On the other hand, trees are not perfect, and also have a few problems:

• Classification trees are biased because the piecewise constant approximation which they implement is an oversimplification of the feature space. Increasing the size of the training dataset will alleviate this problem. Alternatively, we could also allow linear combination splits instead of only splits on a single variable, but this would hurt interpretability.
• Trees also suffer from large variance. In other words, they are unstable. A different set of training data could result in very different looking trees. This somewhat limits the interpretability of the split variables, which was hailed before. More importantly, small errors in one of the split variables of the unknown dataset are propagated down to all of the splits below it. ``Bagging'' is a way to solve these problems by collecting a large number of ``bootstrap samples'' of the training data, and building a large number of trees from them (Hastie et al., 2001). The unknown data are then sent through all these trees and the results averaged. This provides a more robust classification algorithm, but again at the expense of interpretability, because bagged trees can no longer be easily plotted as a simple two-dimensional graph.
• One of the properties of many data mining algorithms, including classification trees, is the ``garbage in, garbage out'' principle. There is no field of ``ambiguous'' tectonic affinity, which is effectively the output of geochemical compositions that plot ``out of bounds'' on traditional discrimination diagrams (e.g., Figure 6 and Table 3). Any rock will be classified as either IAB, MORB or OIB, also when it really is a continental basalt, granite or even sandstone!

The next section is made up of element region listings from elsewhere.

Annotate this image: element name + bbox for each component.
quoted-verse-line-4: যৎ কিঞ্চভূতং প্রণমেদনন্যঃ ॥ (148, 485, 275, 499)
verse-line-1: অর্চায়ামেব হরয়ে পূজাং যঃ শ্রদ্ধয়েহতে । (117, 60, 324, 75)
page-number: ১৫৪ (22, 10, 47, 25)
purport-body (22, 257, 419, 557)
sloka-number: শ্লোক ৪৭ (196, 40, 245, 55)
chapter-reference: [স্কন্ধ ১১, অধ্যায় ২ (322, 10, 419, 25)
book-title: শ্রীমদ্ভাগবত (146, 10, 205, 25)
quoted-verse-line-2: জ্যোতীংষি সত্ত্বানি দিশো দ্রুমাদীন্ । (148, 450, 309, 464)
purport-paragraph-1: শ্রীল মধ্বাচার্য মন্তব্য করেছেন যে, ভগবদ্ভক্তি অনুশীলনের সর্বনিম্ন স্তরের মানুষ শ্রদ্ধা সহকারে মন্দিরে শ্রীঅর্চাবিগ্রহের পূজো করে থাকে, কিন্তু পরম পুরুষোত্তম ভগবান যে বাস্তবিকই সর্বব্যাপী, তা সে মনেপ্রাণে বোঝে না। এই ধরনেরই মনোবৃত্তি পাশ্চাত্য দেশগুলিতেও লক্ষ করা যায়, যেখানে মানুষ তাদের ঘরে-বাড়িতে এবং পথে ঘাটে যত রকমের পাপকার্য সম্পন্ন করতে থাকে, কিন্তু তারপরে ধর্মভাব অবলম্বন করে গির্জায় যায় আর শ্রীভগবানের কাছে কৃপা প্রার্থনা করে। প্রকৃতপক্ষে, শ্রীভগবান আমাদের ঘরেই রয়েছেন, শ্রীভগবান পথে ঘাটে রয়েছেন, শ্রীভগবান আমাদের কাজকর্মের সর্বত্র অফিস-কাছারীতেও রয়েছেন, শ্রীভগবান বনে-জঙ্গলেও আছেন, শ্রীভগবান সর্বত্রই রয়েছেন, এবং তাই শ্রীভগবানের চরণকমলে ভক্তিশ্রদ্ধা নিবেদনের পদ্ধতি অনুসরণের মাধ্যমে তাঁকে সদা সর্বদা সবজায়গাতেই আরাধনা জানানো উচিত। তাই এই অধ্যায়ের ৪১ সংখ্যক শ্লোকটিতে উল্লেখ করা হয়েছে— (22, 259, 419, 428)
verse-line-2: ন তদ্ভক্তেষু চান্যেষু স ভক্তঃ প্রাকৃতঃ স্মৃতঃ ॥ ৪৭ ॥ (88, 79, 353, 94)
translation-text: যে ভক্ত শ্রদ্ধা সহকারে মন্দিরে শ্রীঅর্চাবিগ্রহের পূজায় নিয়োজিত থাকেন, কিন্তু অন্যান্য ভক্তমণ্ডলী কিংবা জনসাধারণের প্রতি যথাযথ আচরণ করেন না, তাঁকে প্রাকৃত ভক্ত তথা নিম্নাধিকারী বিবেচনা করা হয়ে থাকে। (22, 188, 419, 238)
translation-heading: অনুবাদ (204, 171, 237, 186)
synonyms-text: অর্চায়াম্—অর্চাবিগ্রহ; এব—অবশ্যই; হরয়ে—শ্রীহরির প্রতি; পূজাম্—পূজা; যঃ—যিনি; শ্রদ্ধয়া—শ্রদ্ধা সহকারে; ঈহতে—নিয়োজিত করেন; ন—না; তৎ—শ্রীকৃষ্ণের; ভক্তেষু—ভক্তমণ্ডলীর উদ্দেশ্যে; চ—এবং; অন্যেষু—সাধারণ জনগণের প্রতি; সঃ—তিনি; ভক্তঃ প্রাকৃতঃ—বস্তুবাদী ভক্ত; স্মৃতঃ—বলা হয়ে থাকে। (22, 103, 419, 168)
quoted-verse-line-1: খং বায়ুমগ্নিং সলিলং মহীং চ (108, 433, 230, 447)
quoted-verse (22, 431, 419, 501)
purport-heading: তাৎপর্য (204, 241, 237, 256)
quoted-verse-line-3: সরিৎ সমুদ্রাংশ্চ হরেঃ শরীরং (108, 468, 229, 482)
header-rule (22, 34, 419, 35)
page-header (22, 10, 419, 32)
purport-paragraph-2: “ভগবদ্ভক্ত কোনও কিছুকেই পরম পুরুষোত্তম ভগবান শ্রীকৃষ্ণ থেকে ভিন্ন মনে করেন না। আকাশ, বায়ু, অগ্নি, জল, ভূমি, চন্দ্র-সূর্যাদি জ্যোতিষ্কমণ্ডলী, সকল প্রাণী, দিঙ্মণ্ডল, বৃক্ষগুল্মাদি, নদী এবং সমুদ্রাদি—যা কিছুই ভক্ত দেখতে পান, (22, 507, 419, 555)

Therefore, one might treat compositions that plot far outside the decision boundaries of the traditional discrimination diagrams with extra caution.

Most importantly, as was illustrated by the examples of Section 3, no classification method based solely on geochemical data will ever be able to perfectly determine the tectonic affinity of basaltic rocks (or other rocks for that matter) simply because there is a lot of actual overlap between the geochemistry of the different tectonic settings. Notably IABs have a much wider range of compositions than either MORBs or OIBs. Therefore, geochemical classification should never be the only basis for determining tectonic affinity. This is especially the case for rocks that have undergone alteration. In such cases, mobile elements such as Sr, which have great discriminative power, cannot be used. If in addition to this, some other features have not been measured (such as isotope ratios and rare earths in some of the samples of Table 9), then one might not be able to put much faith in the classification.